In response to the recent claims that RTC staff violated the Public Contract Code section 20216(d), I would like to clear up a few points.

First, to be clear, Public Contract Code section 20216 does not apply to the RTC’s process to select an operator. It specifically applies to a “competitive negotiation” procurement process undertaken by specified agencies engaged in transit operations to contract for the manufacture and delivery of specified goods, transit vehicles, or equipment. Adopted in 1992, its purpose was to regulate the purchase by agencies engaged in transit operations of specialized transit equipment and apparatus (such as computers, telecommunications equipment, fare collection equipment, microwave equipment, and other related electronic equipment and apparatus, and rail cars) under laws exempting such purchases from competitive (low-bid) requirements. It has no application to this contract.

Nothing prohibited communications with potential proposers before the release of the formal RFP, nor did any communications give Progressive Rail (or any other proposer) any unfair advantage over any other proposer in the selection process. While it is true that Progressive Rail was in contact with RTC Deputy Director Luis Mendez and me several months prior to the issuance of an RFP, several other rail operators were also in contact with us during this time. It was well known in the rail industry (and reported in our local news) that Iowa Pacific was having financial difficulties as early as 2016. We received unsolicited calls and emails from at least three other operators expressing interest in the line should Iowa Pacific depart. All three of these operators (in addition to Progressive Rail) submitted proposals in response to the RFP. Since we knew that Iowa Pacific was likely to end their relationship with us, it seemed prudent to stay in touch with any and all interested parties. We had informal conference calls and meetings with these parties when they expressed interest in doing so. It was an opportunity for them to learn more about the conditions and operations on the line, and an opportunity for us to informally learn more about the individuals on their respective teams prior to the more formal RFP process. We had the RFP ready to issue in December so as not to delay the procurement process, and we engaged the services of a seasoned railroad consultant with over 50 years experience in the industry to evaluate the proposals. Despite some accusations that staff has been rushing to get a new agreement signed, it has now been six months since Iowa Pacific sent us written notice that they wished to exit.

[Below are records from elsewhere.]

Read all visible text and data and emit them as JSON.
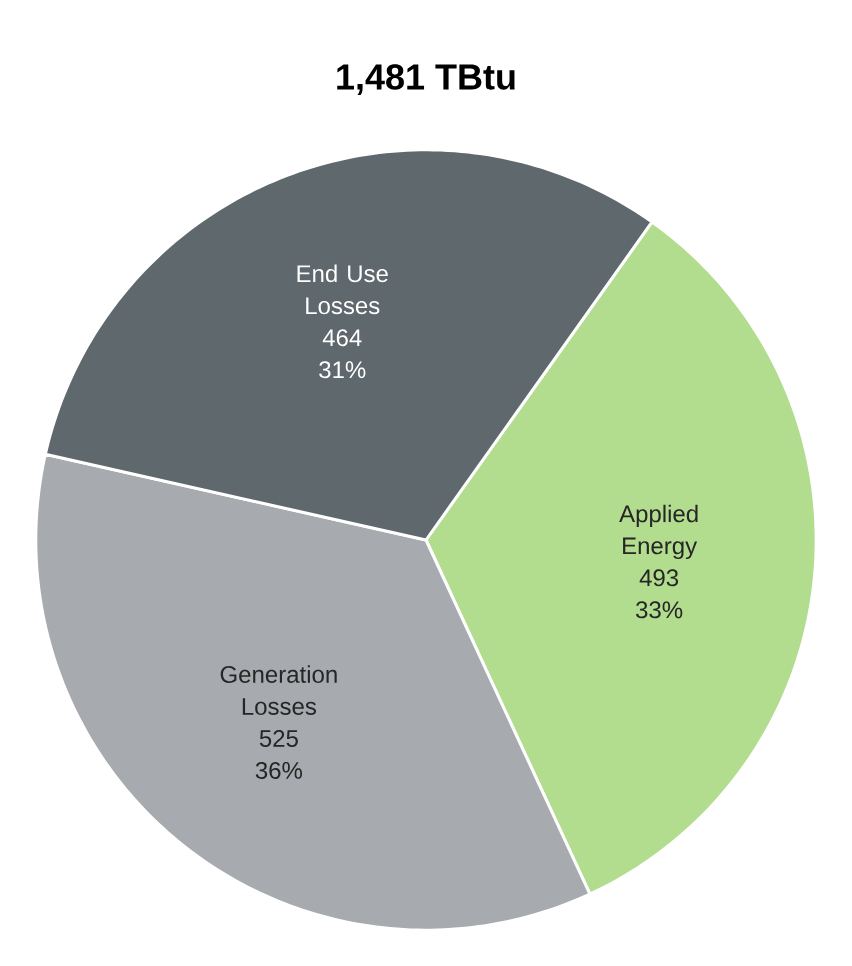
{
  "chart_data": {
    "type": "pie",
    "title": "1,481 TBtu",
    "categories": [
      "Applied Energy",
      "Generation Losses",
      "End Use Losses"
    ],
    "values": [
      493,
      525,
      464
    ],
    "colors": [
      "#b2dd8e",
      "#a7aaae",
      "#5f686d"
    ],
    "value_labels": [
      "493",
      "525",
      "464"
    ],
    "annotations": [
      "33%",
      "36%",
      "31%"
    ]
  }
}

Copies of our email communications with Progressive Rail are being shown as supposed proof of a pre-arranged and “secretive” deal. These emails were obtained through a public information request that only asked for communications with Progressive Rail. No requests were ever made for the communications we had with any of the other rail operators we were in contact with. Looking at the complete picture, the procurement process has been lawful, cautious and fair.